DNS Has No Built-In Security
The DNS system was designed in the early 1980s when the internet was a different place, populated largely by scientists, the military, and government agencies. The priority was to build a decentralized hierarchical address book. At the time, security was not a significant concern – something no longer true of today’s threat ridden web. When a user’s browser wants to find out the IP address associated with a URL, it sends a DNS request to a type of DNS server called a recursive resolver. These are usually managed by ISPs, but large businesses may run their own DNS resolvers. The DNS network is hierarchical, organized in layers. Let’s say the user wants to visit blog.example.com. The resolver’s attempt to discover the IP address would look like this:
- Send a request to the root domain asking for the IP address of the authoritative name servers for the .com extension.
- Ask the .com extension’s authoritative name server the IP address of the “example” domain.
- Ask the authoritative name server of example.com what the IP address of blog.example.com is.
- Return the IP for blog.example.com to the browser.
Some years after it was first deployed, serious security flaws were discovered with this system.
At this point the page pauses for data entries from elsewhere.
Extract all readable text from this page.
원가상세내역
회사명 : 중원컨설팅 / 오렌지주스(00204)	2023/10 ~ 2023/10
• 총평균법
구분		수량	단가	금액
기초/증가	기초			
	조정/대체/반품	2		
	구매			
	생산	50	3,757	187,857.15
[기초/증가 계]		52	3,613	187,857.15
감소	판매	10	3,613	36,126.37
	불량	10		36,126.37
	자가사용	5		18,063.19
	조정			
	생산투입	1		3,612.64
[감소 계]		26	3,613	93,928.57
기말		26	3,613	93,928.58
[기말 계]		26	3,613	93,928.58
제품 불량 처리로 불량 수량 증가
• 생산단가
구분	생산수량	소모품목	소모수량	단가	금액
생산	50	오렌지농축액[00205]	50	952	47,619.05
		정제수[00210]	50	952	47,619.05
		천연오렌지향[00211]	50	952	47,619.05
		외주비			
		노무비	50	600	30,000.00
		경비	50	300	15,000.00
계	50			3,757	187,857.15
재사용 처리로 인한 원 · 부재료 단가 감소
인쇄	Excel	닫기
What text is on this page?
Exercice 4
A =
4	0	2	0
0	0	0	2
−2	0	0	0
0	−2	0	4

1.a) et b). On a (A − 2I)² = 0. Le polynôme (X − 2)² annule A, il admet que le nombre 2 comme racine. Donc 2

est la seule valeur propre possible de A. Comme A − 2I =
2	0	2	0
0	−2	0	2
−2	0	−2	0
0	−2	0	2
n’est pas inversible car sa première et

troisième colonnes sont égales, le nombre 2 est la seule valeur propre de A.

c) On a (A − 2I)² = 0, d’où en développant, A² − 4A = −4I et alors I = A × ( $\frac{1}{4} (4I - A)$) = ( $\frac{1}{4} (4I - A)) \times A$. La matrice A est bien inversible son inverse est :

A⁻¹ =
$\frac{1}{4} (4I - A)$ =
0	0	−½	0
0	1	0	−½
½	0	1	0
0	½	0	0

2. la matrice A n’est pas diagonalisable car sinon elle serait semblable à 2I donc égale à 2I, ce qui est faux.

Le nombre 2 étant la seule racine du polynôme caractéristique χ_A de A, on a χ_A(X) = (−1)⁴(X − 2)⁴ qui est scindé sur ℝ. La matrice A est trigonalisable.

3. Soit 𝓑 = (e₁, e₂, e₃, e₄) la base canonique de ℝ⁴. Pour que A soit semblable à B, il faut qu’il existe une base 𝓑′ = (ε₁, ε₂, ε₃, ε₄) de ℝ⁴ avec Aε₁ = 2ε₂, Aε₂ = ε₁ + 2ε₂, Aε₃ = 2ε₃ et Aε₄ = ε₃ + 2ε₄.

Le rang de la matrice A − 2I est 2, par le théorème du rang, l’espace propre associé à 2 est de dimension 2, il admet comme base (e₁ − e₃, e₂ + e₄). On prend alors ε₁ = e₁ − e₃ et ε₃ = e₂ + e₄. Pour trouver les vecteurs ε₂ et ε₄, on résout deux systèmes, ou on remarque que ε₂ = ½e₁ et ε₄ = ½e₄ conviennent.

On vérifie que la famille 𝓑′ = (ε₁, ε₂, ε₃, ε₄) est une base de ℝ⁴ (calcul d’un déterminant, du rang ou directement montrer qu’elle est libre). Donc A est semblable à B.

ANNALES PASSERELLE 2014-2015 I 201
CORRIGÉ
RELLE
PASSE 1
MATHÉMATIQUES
The results of DNS queries are cached so that they can be returned quickly. If an attacker inserts false results into any DNS server’s cache — known as DNS spoofing or DNS poisoning — the server will return inaccurate results for future queries. There is no way for a recursive resolving DNS server or authoritative domain servers to know that they are getting bad information.
DNSSEC Prevents DNS Spoofing
DNSSEC is a security system that gives DNS servers the ability to verify that the information they receive is reliable. DNSSEC uses a similar public / private key cryptographic system to HTTPS, except that DNSSEC only uses the keys to sign records, not to encrypt them. The authoritative DNS records are signed by a private key which is kept secret. The signature (RRSIG) is uploaded as a special type of DNS record, as is the public key (DNSKEY). Servers that request the DNS records (RRSet), also receive the signature and the public key, and can verify that the records have been signed with the private key. If the records have been signed with the right key, it is strong evidence that they are valid. Criminals are unlikely to have access to the private key. If fake records are injected into a DNS server, they won’t have the right signature, and the server sending the request will know the records are bad. Additionally, DNS servers higher up the hierarchy are able to validate the information contained in the records of the server immediately below them. When looking up blog.webnames.ca, for example, the root domain validates .ca, which validates webnames, which validates blog in a chain of trust. In reality, DNSSEC is more complex than the sketch I have outlined here, but you should now have a good understanding of what DNSSEC is and why it is an important contributor to the security of your business and its customers.
DNSSEC and Your Business
Given the security a validated IP address provides, why aren’t more businesses using DNSSEC? Unfortunately, awareness of DNSSEC and DNS is still lacking. While some government agencies and financial institutions now require DNSSEC to be implemented on domain names, the MUSH sector (municipalities, universities, schools, hospitals), ISPs, and ecommerce retailers still lag behind. Businesses that want to ensure the integrity of their domains should prioritize DNSSEC and choose a DNS hosting provider that takes security seriously.